In a class of students, 6 students can speak Hindi, 15 can speak English, and…
2019
In a class of students, 6 students can speak Hindi, 15 can speak English, and 6 can speak French. No student can speak any other language. If there are 2 students who can speak only two languages and one student who can speak all three languages, find the total number of students in the class.
- A.
23
- B.
26
- C.
22
- D.
24
Attempted by 101 students.
Show answer & explanation
Correct answer: A
Given: Hindi = 6, English = 15, French = 6. Exactly two languages = 2. All three languages = 1.
Method (using total language-counts):
Sum of individual language counts = 6 + 15 + 6 = 27.
This sum equals (number who speak exactly one language) + 2*(number who speak exactly two languages) + 3*(number who speak all three languages).
Let s1 be the number who speak exactly one language.
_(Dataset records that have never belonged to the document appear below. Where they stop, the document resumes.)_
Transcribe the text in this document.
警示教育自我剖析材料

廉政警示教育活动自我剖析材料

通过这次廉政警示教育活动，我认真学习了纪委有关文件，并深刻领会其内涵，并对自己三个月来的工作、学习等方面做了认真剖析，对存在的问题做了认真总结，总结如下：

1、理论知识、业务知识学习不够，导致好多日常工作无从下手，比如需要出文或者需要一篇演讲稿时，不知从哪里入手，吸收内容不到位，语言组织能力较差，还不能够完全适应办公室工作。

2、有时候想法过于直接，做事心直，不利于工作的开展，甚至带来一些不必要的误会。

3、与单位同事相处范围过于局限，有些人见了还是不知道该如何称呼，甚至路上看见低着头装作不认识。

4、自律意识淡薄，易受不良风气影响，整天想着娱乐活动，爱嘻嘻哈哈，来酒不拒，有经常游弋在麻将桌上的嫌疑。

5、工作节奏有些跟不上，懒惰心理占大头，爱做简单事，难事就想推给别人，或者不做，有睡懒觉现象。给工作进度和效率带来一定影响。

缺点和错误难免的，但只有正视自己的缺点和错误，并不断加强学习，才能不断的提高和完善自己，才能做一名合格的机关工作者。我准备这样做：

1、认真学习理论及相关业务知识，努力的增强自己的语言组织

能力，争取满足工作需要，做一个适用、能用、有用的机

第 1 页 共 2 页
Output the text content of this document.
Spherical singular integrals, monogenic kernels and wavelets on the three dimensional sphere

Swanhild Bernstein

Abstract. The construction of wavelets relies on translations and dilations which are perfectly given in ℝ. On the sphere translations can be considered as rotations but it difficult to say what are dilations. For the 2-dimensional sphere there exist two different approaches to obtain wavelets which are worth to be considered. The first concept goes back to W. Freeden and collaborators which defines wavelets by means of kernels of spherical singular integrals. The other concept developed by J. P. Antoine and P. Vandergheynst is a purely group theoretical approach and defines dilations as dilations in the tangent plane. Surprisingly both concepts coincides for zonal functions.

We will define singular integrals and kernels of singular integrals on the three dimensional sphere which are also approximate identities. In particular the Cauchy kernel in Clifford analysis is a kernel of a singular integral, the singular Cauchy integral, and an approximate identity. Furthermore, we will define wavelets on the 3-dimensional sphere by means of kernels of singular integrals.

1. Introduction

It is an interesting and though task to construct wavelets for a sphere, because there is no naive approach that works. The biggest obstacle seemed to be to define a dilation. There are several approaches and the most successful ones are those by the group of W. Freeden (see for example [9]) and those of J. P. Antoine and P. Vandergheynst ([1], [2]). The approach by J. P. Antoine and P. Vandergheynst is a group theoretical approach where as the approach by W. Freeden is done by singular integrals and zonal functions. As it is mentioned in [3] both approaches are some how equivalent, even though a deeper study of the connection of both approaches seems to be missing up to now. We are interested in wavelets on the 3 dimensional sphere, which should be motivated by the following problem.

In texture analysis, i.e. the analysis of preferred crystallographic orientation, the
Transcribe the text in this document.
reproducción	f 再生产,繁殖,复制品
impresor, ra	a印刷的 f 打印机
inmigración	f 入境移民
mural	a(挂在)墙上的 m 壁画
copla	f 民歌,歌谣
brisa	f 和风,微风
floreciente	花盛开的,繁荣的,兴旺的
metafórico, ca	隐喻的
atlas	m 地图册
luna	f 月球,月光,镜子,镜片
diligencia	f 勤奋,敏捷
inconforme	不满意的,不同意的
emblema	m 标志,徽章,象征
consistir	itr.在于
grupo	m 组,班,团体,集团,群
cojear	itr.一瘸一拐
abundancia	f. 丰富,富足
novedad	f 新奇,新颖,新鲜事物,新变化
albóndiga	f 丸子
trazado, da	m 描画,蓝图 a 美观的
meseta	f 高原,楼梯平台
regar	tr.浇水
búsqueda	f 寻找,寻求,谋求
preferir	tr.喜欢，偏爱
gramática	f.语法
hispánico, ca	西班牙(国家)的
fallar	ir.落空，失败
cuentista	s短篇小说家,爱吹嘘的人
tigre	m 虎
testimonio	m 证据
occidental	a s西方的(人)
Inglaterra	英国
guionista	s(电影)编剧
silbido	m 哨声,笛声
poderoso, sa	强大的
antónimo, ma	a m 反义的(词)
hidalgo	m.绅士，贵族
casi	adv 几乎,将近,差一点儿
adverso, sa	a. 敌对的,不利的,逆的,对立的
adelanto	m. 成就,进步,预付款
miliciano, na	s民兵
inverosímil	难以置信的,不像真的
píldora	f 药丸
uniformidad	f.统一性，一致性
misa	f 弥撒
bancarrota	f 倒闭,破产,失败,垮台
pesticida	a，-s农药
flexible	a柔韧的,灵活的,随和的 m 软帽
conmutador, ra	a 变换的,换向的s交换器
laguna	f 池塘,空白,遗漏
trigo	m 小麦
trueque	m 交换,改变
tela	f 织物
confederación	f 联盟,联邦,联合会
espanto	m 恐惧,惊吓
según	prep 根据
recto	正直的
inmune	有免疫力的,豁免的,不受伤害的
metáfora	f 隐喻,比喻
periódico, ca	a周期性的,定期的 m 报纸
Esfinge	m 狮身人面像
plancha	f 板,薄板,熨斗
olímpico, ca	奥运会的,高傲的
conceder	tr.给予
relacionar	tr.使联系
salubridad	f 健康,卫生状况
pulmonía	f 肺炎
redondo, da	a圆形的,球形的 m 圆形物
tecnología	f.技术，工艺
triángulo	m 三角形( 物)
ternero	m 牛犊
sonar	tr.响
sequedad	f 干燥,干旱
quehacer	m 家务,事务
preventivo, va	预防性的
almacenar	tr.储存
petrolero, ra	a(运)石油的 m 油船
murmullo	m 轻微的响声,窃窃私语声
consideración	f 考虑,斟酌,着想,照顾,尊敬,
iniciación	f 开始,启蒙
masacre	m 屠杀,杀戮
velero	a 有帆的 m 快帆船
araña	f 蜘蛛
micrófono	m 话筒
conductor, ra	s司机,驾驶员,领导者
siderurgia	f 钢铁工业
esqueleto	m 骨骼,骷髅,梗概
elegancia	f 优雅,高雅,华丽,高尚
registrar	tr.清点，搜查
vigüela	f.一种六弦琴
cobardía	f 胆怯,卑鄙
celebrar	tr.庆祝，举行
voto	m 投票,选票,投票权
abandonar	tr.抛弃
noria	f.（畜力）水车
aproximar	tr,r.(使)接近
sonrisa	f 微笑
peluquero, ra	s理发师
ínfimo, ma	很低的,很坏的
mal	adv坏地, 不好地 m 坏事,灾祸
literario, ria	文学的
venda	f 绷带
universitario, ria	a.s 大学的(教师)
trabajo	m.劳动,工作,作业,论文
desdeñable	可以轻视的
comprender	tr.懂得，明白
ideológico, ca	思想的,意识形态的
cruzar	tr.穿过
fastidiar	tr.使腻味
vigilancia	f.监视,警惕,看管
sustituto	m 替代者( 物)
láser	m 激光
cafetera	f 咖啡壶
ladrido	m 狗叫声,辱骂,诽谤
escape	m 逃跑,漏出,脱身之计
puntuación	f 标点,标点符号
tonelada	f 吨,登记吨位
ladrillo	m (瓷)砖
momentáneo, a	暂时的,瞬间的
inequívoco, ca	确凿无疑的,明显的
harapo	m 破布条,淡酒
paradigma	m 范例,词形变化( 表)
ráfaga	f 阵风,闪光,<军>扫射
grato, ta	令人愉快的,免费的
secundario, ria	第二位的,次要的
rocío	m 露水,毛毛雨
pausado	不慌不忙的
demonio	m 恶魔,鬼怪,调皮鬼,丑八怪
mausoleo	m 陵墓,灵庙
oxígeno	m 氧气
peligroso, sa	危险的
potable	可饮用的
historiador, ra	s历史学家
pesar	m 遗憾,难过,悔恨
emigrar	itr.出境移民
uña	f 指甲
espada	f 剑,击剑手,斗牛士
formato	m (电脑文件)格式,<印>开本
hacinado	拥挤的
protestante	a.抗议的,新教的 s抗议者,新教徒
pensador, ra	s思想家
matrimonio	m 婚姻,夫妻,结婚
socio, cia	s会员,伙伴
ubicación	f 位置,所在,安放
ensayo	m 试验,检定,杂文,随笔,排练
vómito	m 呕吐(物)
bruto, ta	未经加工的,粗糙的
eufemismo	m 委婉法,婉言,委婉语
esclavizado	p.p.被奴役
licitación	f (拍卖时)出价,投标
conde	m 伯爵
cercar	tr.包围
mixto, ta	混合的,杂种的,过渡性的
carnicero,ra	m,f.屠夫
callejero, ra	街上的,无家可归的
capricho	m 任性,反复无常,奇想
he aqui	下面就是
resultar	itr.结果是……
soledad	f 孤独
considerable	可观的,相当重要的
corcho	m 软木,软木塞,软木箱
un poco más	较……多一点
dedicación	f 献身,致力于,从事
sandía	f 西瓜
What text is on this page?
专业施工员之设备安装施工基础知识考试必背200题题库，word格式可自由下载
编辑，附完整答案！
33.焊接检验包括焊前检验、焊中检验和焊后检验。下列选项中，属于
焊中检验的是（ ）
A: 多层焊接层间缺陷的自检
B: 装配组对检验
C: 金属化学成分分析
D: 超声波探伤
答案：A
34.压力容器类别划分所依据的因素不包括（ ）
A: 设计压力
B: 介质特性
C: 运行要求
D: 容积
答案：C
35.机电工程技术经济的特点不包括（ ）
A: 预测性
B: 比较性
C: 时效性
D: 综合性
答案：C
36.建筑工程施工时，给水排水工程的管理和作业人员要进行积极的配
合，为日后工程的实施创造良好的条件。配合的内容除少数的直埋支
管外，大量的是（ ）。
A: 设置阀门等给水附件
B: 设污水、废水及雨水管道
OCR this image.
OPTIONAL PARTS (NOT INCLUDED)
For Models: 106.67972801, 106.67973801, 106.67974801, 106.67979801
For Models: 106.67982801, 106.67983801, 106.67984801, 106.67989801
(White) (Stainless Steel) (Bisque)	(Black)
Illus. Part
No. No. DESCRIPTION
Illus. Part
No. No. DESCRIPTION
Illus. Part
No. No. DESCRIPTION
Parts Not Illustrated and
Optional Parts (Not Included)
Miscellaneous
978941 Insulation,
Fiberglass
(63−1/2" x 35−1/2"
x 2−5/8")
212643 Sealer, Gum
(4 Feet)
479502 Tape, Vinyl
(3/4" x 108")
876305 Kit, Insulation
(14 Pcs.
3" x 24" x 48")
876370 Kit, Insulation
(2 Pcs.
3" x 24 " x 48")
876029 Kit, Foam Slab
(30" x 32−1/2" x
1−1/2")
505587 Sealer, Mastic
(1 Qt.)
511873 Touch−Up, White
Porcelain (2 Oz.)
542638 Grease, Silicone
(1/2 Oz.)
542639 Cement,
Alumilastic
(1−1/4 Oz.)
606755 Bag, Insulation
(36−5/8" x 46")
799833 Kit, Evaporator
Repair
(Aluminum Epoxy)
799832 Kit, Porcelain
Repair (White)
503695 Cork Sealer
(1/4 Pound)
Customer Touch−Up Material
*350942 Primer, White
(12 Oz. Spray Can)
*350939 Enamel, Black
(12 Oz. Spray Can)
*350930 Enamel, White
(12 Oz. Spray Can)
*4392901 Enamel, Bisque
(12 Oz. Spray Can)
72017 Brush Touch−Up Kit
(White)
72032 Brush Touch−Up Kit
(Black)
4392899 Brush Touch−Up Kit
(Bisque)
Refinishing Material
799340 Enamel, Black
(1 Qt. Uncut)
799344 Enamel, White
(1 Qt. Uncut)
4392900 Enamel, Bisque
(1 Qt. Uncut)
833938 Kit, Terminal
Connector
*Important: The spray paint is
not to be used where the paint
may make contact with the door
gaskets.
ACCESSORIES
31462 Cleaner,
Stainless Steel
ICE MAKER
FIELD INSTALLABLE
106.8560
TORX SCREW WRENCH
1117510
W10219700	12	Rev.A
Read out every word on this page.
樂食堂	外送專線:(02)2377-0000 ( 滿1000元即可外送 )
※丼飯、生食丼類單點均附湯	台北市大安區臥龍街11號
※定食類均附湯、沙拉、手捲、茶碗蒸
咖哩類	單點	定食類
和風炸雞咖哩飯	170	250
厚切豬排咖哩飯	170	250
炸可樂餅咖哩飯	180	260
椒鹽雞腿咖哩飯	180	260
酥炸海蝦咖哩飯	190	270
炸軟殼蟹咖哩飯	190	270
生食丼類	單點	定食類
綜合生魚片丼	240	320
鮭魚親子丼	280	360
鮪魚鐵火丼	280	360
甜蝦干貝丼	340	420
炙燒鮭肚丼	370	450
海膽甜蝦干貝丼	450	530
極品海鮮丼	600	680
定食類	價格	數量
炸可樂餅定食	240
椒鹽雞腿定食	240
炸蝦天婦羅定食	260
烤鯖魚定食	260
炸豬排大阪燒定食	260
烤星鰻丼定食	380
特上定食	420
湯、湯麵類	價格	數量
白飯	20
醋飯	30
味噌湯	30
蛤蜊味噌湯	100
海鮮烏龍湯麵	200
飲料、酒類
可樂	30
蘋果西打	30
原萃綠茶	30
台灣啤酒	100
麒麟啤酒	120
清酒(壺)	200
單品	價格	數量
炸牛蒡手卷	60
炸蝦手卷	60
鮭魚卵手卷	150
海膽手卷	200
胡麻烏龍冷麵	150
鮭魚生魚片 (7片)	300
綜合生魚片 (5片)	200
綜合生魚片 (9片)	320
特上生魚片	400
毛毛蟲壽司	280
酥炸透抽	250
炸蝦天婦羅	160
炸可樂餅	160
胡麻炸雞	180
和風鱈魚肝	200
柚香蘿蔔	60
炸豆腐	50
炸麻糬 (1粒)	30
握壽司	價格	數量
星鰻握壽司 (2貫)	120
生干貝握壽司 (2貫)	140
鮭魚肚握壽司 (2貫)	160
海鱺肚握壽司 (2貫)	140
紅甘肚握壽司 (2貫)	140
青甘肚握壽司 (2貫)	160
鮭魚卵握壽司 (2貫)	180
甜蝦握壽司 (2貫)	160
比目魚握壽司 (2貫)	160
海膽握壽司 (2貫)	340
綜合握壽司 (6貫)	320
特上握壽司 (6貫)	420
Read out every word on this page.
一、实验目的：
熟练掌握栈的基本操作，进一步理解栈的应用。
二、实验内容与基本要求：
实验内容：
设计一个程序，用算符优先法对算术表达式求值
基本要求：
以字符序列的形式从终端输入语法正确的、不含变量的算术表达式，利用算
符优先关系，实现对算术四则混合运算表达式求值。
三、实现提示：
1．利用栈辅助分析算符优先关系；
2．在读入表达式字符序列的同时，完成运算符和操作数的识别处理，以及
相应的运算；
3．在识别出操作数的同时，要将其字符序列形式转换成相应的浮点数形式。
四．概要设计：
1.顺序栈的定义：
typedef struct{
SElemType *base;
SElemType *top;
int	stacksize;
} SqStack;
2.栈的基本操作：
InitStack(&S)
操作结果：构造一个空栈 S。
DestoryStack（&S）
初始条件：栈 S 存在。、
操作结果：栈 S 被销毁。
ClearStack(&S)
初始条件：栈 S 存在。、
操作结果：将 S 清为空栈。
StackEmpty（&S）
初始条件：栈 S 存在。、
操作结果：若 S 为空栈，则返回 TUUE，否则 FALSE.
Then s1 + 2*2 + 3*1 = 27 → s1 + 4 + 3 = 27 → s1 = 20.
Total students = s1 + (students who speak exactly two) + (students who speak all three) = 20 + 2 + 1 = 23.
Alternative (union formula) check:
Sum of pairwise intersections (including the triple-counted student in each pair) = (students who speak exactly two) + 3*(students who speak all three) = 2 + 3*1 = 5.
By the union formula: total = 6 + 15 + 6 − 5 + 1 = 23, matching the previous result.
Answer: 23 students